Stefan Zweig séduit plus que jamais

© STEFAN ZWEIG CENTRE SALZBURG

De nouvelles éditions en série : l’écrivain viennois n’a jamais tant séduit. Parce qu’il fut le témoin lucide du monde d’hier. Parce que son oeuvre, magistral traité des passions, livre aussi des clés de celui d’aujourd’hui.

Romans, nouvelles et récits, sous la dir. de Jean-Pierre Lefebvre. Gallimard, la Pléiade, deux volumes de 1 552 p. et 1 584 p. La Confusion des sentiments et autres récits, sous la dir. de Pierre Deshusses. Bouquins/Laffont, 1 312 p.
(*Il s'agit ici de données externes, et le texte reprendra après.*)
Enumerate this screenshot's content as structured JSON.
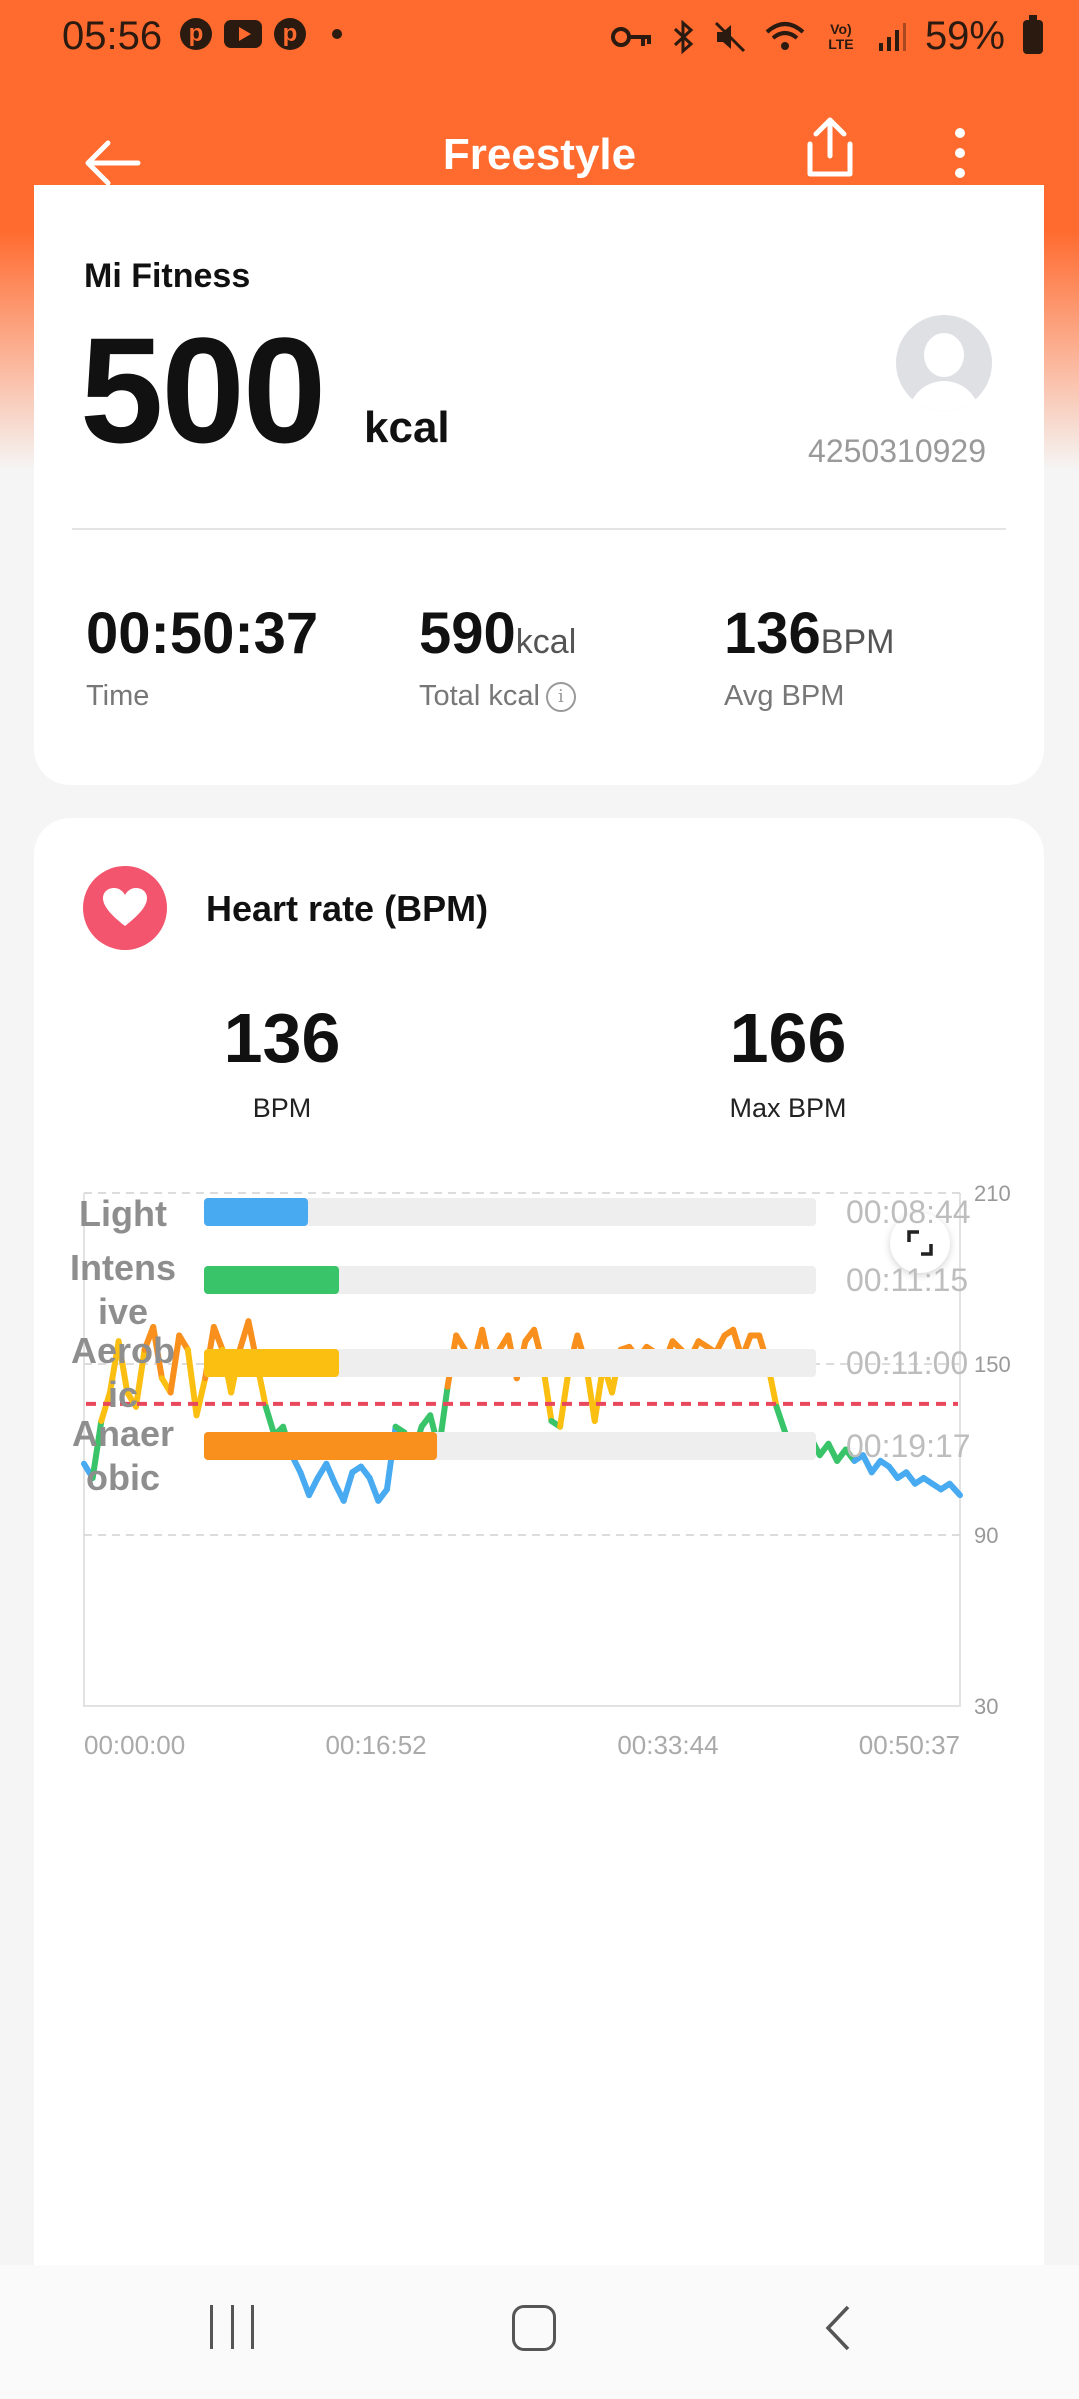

Stefan Zweig était-il ce graphomane impénitent sur lequel ironisèrent Musil, Brecht et Thomas Mann ? Etait-il cet amateur de « niaiseries sentimentales » que vient d’éreinter le poète Michael Hofmann dans une fracassante diatribe de la London Review of Books ? Ou reste-t-il ce « chercheur d’âme » célébré par Romain Rolland et tant d’autres ?
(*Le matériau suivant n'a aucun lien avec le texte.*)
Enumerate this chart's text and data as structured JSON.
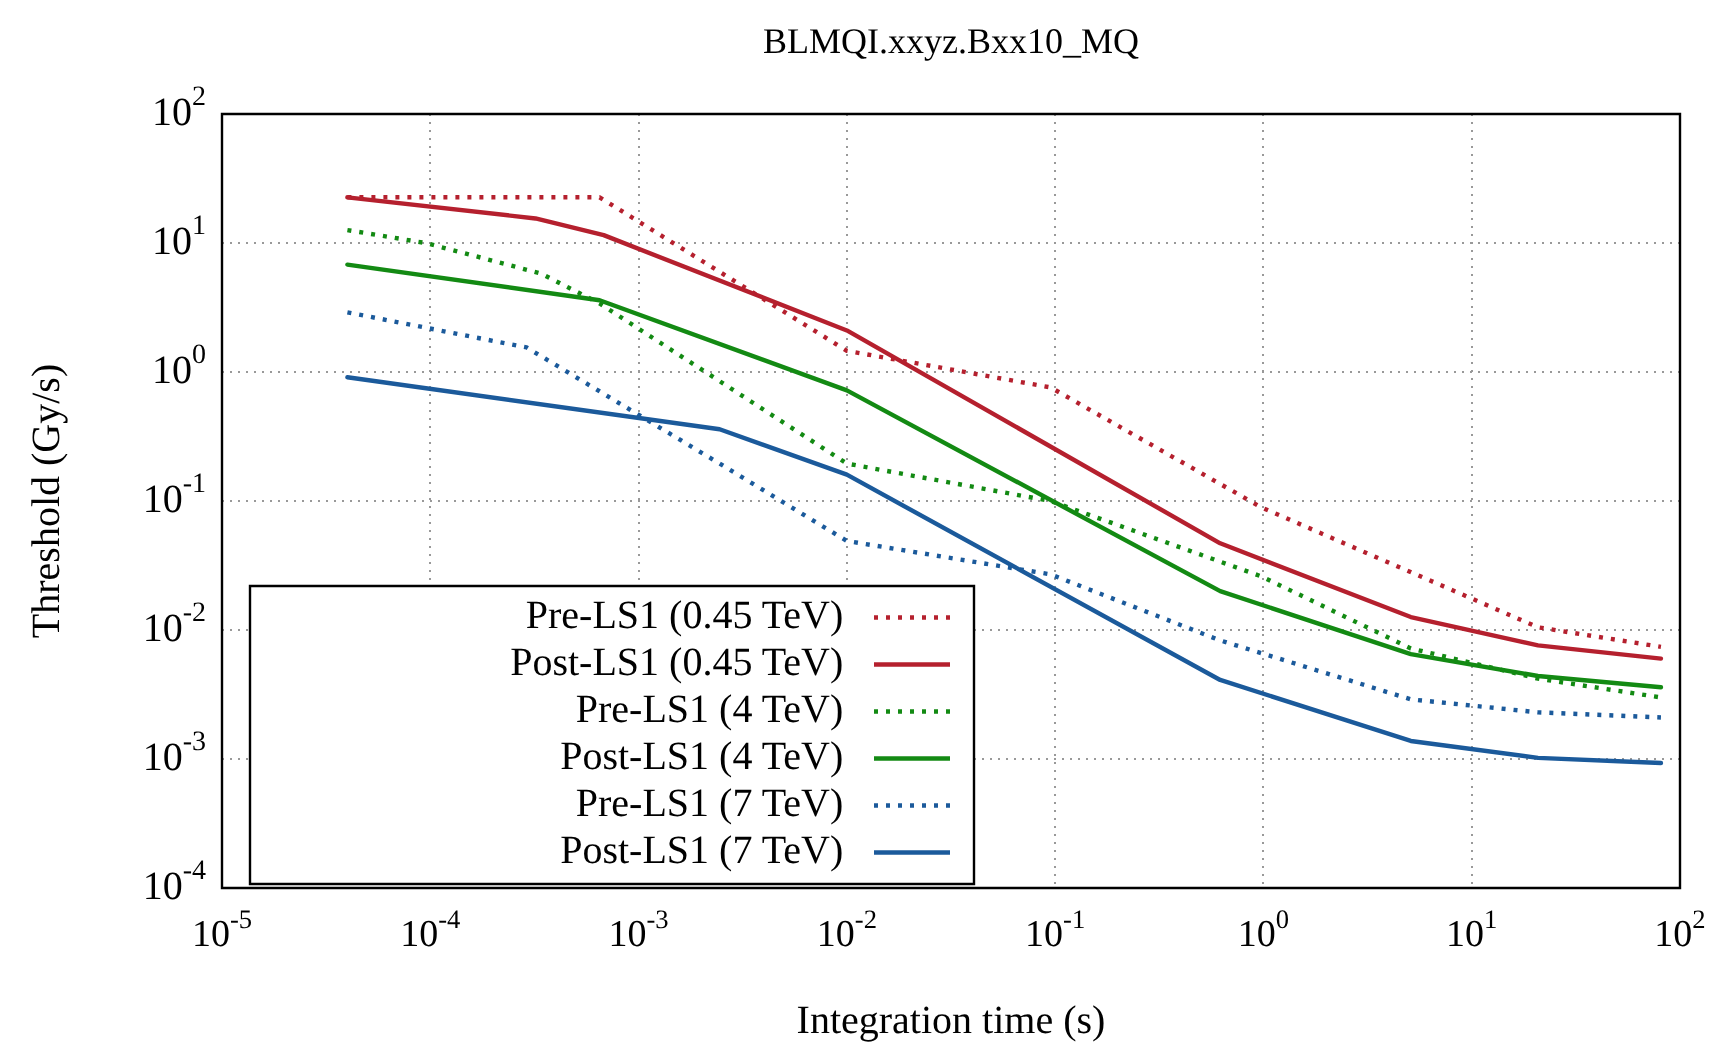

Sept décennies après son suicide – au Brésil, en février 1942 -, l’auteur de La Pitié dangereuse continue à susciter controverses et débats, tout en étant l’écrivain le plus plébiscité en France avec Shakespeare et Agatha Christie. 300 000 lecteurs pour Le Voyage dans le passé, un récit découvert par Grasset en 2008. Une autre ruée chez les libraires l’année suivante, lors de la parution de la Lettre d’une inconnue (Stock) et des Derniers Jours de Stefan Zweig, l’essai de Laurent Seksik publié chez Flammarion. Et le raz de marée continue ces mois-ci.

Un « éternel étranger »

Désormais tombée dans le domaine public, l’oeuvre de Zweig est une nouvelle manne pour les éditeurs : au programme, de multiples titres en poche, deux épais volumes de la Pléiade et une très copieuse anthologie de la collection Bouquins, le tout dans des traductions souvent inédites.

Si Zweig séduit tant, est-ce seulement parce qu’il affectionnait les formes courtes, un genre qui colle parfaitement à la génération Twitter ? Est-ce à cause de cette frénésie qui le poussait à saisir le monde par tous les bouts, avec la boulimie d’un internaute ? Sans doute, mais ce n’est pas suffisant.

Quoi, alors ? Disons d’abord qu’il fut un incomparable témoin de notre histoire et de ses tragédies, dans un siècle brisé par les guerres : né à Vienne en 1881, cet aristocrate juif toujours aux aguets, épouvanté par la « folie générale » à la veille du premier conflit mondial, dut s’exiler à Londres en 1935, puis au Brésil en 1940, pour fuir le nazisme. De quoi se définir dans ses précieux Mémoires – Le Monde d’hier – comme un « éternel étranger », nostalgique de cette Mitteleuropa qui fut, pour lui, l’ultime écho d’un inaccessible âge d’or.

Mais il y a aussi, sous la plume de l’émule de Freud, cette fièvre qui le brûlait quand il explorait les gouffres des âmes, saisies dans leurs déchaînements les plus diaboliques. « Le démon, c’est le ferment qui met nos coeurs en effervescence, qui nous invite aux expé-riences dangereuses, à tous les excès, à toutes les extases », disait Zweig, remarquable chorégraphe du vertige, dont chaque personnage semble marcher au bord d’un abîme.

Aussi l’oeuvre de l’Autrichien est-elle un magistral traité des passions, permettant de déchiffrer cette « confusion des sentiments » sur laquelle il faisait courir une écriture apaisée, lumineuse, translucide. Comme une eau claire au coeur des ténèbres. Comme une dernière valse orchestrée dans le crépuscule viennois, un monde en perdition où se reflètent nos propres inquiétudes. De quoi arracher Zweig des oubliettes où nous l’avions maintenu prisonnier, en des temps plus euphoriques.